Desafios para a conciliação da Biotecnologia e a Ética
Enviada em 10/09/2019
Diminuição da fome e da desnutrição. Esses foram alguns dos vários benefícios do desenvolvimento da Biotecnologia, área da ciência que, em última instância, usa sistemas vivos para aprimorar e criar técnicas ou produtos, sempre visando o bem-estar humano. Mas, nos últimos 20 anos, com o seu crescimento exponencial, os desafios para a conciliação dessa área com a Ética estão cada vez maiores, o que deixa estas perguntas: quais são os principais desses desafios? Como solucioná-los?

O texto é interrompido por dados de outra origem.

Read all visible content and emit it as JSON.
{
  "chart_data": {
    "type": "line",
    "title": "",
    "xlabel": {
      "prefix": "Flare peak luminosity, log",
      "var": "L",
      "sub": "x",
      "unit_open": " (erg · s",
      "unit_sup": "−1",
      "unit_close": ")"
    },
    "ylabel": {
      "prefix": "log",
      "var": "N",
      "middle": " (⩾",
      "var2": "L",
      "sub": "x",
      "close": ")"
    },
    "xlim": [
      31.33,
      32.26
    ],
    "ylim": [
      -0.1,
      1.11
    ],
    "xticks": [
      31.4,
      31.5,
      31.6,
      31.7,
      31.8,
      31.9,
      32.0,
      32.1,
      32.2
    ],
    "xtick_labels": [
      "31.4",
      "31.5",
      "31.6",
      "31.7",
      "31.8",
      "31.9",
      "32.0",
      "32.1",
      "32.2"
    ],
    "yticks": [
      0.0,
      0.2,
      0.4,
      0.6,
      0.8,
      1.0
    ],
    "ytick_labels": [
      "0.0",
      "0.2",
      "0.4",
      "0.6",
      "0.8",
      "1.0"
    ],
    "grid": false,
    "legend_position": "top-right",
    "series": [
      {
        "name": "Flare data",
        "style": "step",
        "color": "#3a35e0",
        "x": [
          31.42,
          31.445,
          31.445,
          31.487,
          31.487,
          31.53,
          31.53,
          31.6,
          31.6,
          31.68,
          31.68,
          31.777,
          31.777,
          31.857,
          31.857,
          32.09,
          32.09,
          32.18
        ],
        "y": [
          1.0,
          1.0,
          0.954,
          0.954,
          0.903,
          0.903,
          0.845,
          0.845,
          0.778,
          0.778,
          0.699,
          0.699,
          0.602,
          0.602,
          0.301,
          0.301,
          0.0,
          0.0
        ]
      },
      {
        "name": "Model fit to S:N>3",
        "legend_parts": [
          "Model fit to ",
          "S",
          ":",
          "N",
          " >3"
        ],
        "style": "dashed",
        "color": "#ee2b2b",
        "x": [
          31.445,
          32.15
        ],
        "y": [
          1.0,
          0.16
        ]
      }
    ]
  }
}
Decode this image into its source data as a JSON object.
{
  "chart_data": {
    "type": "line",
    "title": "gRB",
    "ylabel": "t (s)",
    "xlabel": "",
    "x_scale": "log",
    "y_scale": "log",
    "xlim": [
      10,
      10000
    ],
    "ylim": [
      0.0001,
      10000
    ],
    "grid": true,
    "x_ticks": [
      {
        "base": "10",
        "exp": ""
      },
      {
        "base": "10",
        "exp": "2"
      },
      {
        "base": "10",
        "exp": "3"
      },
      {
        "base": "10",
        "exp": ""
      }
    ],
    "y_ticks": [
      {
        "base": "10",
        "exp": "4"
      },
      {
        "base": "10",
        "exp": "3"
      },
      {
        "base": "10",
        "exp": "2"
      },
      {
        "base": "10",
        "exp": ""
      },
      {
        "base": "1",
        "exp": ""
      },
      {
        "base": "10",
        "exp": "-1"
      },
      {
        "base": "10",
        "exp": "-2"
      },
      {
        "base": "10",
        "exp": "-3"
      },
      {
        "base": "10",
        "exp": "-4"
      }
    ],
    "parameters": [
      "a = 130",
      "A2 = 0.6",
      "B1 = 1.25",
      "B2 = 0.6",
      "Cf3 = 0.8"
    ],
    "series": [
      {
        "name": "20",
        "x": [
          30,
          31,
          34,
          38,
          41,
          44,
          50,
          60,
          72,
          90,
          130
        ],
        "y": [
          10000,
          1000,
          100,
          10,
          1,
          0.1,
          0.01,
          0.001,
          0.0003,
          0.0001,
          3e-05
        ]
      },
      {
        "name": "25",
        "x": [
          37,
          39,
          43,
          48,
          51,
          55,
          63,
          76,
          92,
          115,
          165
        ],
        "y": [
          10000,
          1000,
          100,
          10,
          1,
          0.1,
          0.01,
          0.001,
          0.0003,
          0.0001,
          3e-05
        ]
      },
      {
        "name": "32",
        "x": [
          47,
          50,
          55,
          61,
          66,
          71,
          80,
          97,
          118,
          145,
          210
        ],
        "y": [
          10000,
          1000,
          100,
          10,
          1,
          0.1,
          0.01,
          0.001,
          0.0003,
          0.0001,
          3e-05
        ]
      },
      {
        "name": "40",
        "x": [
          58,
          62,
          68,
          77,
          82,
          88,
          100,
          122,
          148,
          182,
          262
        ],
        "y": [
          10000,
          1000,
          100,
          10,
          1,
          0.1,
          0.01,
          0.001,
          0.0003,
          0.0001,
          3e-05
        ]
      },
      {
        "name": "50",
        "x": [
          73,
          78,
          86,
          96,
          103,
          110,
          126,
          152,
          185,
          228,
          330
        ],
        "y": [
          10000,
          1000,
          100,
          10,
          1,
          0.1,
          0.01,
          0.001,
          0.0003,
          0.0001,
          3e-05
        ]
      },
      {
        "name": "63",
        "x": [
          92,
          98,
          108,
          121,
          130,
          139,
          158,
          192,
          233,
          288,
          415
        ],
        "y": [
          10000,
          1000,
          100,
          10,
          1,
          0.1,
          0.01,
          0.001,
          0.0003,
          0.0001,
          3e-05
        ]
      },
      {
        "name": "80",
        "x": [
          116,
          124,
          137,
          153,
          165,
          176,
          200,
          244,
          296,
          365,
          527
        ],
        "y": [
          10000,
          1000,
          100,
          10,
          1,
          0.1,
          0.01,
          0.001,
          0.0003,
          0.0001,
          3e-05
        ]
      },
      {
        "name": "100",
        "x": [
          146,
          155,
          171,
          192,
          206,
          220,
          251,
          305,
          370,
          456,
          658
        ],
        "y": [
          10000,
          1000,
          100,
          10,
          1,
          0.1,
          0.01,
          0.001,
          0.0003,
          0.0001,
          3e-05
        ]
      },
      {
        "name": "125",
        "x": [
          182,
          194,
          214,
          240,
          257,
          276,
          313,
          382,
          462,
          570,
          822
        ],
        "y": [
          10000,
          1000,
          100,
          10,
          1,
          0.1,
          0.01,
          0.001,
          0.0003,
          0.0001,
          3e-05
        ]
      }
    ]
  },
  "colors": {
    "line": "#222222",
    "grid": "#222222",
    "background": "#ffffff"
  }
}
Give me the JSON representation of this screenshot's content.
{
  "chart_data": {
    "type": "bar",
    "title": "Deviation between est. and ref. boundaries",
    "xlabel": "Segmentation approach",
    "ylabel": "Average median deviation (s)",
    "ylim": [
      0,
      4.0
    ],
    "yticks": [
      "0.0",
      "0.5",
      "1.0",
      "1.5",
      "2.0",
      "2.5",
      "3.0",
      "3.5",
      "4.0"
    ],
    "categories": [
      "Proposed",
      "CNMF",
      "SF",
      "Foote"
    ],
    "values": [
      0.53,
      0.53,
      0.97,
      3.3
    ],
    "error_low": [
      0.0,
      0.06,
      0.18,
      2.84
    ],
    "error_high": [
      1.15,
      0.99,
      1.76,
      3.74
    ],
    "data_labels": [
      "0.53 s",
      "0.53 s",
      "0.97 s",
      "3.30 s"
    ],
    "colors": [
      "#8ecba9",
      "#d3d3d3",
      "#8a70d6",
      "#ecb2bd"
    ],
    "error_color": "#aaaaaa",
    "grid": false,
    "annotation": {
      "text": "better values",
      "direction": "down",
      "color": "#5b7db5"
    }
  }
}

Em primeiro lugar, um dos principais desafios para essa questão, é a subfiscalização dos produtores agrícolas. Isso se dá porque, de acordo com o biólogo e escritor do livro “Darwin sem Frescuras”, Paulo Nascimento, em uma de suas palestras, a pouca frequência na fiscalização de produtores agrícolas, pode desenvolver um sentimento de impunidade entre alguns deles, desse modo, possibilitando o uso excessivo de determinadas Biotecnologias, como alguns agrotóxicos, para aumentar mais ainda a eficiência na produção agrícola. Fazendo com que, por exemplo, o solo seja envenenado, prejudicando, no futuro, a fauna e a flora do local em que o plantio se dá.
De mesmo modo, outro desafio para a conciliação da Biotecnologia e a Ética é o pensamento eugenista. Esse fato se dá porque, de acordo com o historiador Leandro Karnal, em uma de suas palestras, esse pensamento ainda vive em várias sociedades, como nos Estados Unidos da América. Dessa forma, a Biotecnologia poderia ser usada como o vetor principal da aplicação dessas ideias, como na exclusão de características estéticas indesejadas.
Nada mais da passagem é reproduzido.